Rares sont ceux qui sont encore convaincus que les entreprises américaines récompensent la loyauté et défendent toujours la devise "nous sommes une famille". La planification de la vie à long terme a été remplacée par une variante du "carpe diem", qui empêche l'attachement à l'entreprise et dissout les liens de confiance et d'engagement. Une disparition de plus en plus accélérée des clichés classiques.

Le nombre croissant de personnes désabusées le devient encore plus lorsqu'elles voient aussi d'autres statistiques qui les rebutent : les 0,1 % les plus riches des États-Unis possèdent plus de richesses que les 80 % les plus pauvres, selon la base de données sur les inégalités dans le monde. 
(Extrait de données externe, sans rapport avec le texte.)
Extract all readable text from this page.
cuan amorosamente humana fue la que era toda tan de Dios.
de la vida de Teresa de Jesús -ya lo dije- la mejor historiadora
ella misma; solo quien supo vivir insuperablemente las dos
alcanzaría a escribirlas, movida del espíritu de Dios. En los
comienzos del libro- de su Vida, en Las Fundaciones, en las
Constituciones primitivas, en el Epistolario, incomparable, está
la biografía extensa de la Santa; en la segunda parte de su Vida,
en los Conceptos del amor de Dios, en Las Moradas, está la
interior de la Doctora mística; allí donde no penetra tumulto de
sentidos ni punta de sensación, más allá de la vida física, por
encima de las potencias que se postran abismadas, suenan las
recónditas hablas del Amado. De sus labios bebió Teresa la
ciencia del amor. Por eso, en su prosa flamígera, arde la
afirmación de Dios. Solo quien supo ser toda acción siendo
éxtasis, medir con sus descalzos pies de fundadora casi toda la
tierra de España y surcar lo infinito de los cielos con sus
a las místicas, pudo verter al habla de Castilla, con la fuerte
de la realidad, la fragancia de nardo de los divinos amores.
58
La pandémie de COVID-19 a mis en évidence l'augmentation spectaculaire des inégalités, la plus grande menace pour la désintégration d'un pays et d'une société. Selon les données compilées par Vicente Castelló, professeur à l'université Jaume I, le salaire horaire minimum légal de 7,25 dollars n'a pas été actualisé depuis plus de dix ans ; un tiers de la population ne peut pas prendre de vacances, et ceux qui le peuvent n'ont droit qu'à une période maximale de 15 jours ; il n'y a pas de congé de maternité et il n'existe pas de couverture maladie publique universelle, même s'il est vrai que les entreprises sont obligées d'organiser des soins de santé privés dans leurs contrats avec leurs employés. 

En bref, ce qui est en train de se forger est un changement révolutionnaire de la société, pour l'instant silencieux, même s'il est bien connu que les révolutions ont une caractéristique commune, quel que soit leur type : elles sont imprévisibles.